A l'autre extrême, la femme qu'on admire. «La mienne bien sûr. C'est
mon modèle de femme. C'est elle qui s'occupe de la famille et sans
ses conseils, je n'aurais jamais eu la carrière que j'ai», peut se vanter
le doyen du Conseil d'Etat Wilhelm Schnyder. Et ils sont bien
chanceux, les politiciens valaisans, car ils ont tous une femme
méritante à leurs côtés. Epouse, mère de famille, gestionnaire de
foyer et conseillère en tout genre (sauf d'Etat). Celle de Jean-Michel
Cina a même passé quelques coups de fil pour favoriser la future
élection de Monsieur au Conseil d'Etat.
Au milieu, on trouve «ces dames». Voici les Valaisannes! Les vraies,
celles du cru. Et il ne suffit pas d'aimer la vache d'Hérens pour en
être. Liliane Andrey, vachère qui tente depuis plus de quinze ans de
se faire accepter dans la commune, en sait quelque chose. Elle a
même essayé l'intégration par l'affiliation au groupe «Gym Dames» du
village. Rien n'y a fait. «C'est tellement important pour eux le fait que
je ne sois pas d'ici.» Elle ne passe pas, Liliane Andrey. Elle accumule
une autre tare: celle de revendiquer son sexe. Et cela ne se fait pas.

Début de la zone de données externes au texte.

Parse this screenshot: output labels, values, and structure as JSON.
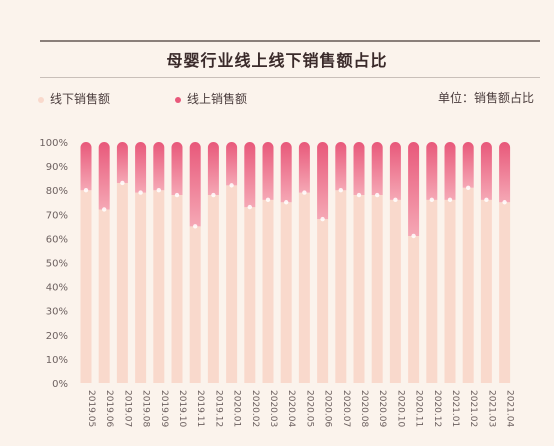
{
  "header": {
    "title": "母婴行业线上线下销售额占比",
    "unit": "单位：销售额占比"
  },
  "colors": {
    "offline": "#f9d9cc",
    "online_top": "#e8587a",
    "online_bottom": "#f5a8b5"
  },
  "chart_data": {
    "type": "bar",
    "stacked": true,
    "title": "母婴行业线上线下销售额占比",
    "categories": [
      "2019.05",
      "2019.06",
      "2019.07",
      "2019.08",
      "2019.09",
      "2019.10",
      "2019.11",
      "2019.12",
      "2020.01",
      "2020.02",
      "2020.03",
      "2020.04",
      "2020.05",
      "2020.06",
      "2020.07",
      "2020.08",
      "2020.09",
      "2020.10",
      "2020.11",
      "2020.12",
      "2021.01",
      "2021.02",
      "2021.03",
      "2021.04"
    ],
    "series": [
      {
        "name": "线下销售额",
        "values": [
          80,
          72,
          83,
          79,
          80,
          78,
          65,
          78,
          82,
          73,
          76,
          75,
          79,
          68,
          80,
          78,
          78,
          76,
          61,
          76,
          76,
          81,
          76,
          75
        ]
      },
      {
        "name": "线上销售额",
        "values": [
          20,
          28,
          17,
          21,
          20,
          22,
          35,
          22,
          18,
          27,
          24,
          25,
          21,
          32,
          20,
          22,
          22,
          24,
          39,
          24,
          24,
          19,
          24,
          25
        ]
      }
    ],
    "yticks": [
      "0%",
      "10%",
      "20%",
      "30%",
      "40%",
      "50%",
      "60%",
      "70%",
      "80%",
      "90%",
      "100%"
    ],
    "ylim": [
      0,
      100
    ],
    "legend": "top-left"
  }
}
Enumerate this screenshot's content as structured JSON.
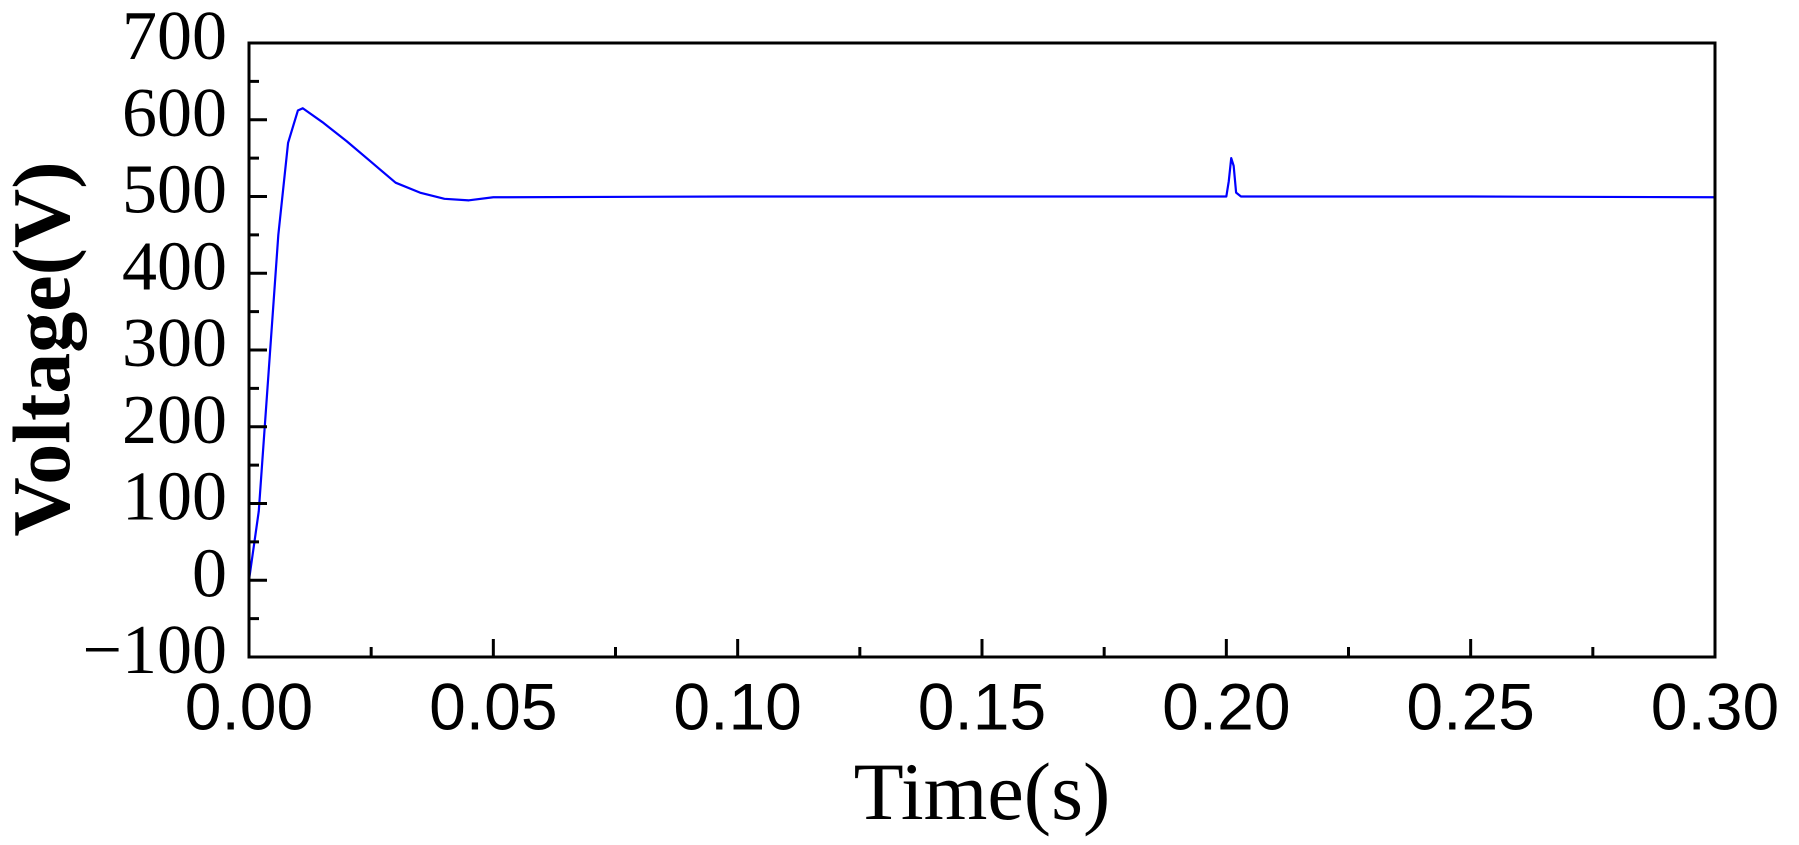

D'ailleurs, pour les hommes comme pour les femmes, en Valais, on dit
toujours «y»: «Y font ça, y disent ça, y veulent ça.» La Valaisanne? Un
Valaisan comme les autres, voilà tout. En politique, comme partout
ailleurs. «Je ne suis pas d'accord de dire que les femmes doivent voter
pour les femmes», affirme Sonia Métrailler. Avis partagé, même chez
les socialistes, à l'instar de la plus célèbre d'entre eux, Gabrielle
Nanchen: «Je ne veux pas une femme à tout prix. Je préfère un
homme ouvert à la cause des femmes et défendant les idéaux qui
sont les miens qu’une femme d’extrême droite.»
Et puisqu'on parle politique, soyons clairs, la Valaisanne est loin d'en
faire une passion. Ces histoires de politique «suscitent souvent
l'indifférence, juge Sonia Métrailler, la plupart du temps, les
Valaisannes se disent "c'est n'importe quoi!"» Avec Cilette Cretton,
c'est l'expérience qui parle: «Lors de la campagne il y a quatre ans, je
me souviens de ces dimanches, quand j'aurais voulu rester à la
maison. Ben non, il fallait se taper un festival! Quelle femme a envie
de ça?»
Et celles qui crochent quand même, alors, pourquoi ne vont-elles pas
jusqu'au bout? «Les secrétaires de partis, on les trouve facilement,
explique encore Sonia Métrailler, mais pour aller plus loin... Elles
disent "je n'ai pas le temps, je ne suis pas capable."» Trouillarde, la
Valaisanne? «Non je ne dirais pas que les femmes en Valais ont peur.
Ça ne leur ressemble pas, explique Eddy Duc pour les avoir beaucoup
fréquentées. Mais c'est vrai qu'elles ne sont pas prêtes à vivre l'échec.
Elles n'aiment pas ça.» Et Cilette Cretton de conclure au sujet d'une
place au Conseil d'Etat: «Et pis franchement, qui a envie d'aller
s'asseoir au milieu de cette équipe?»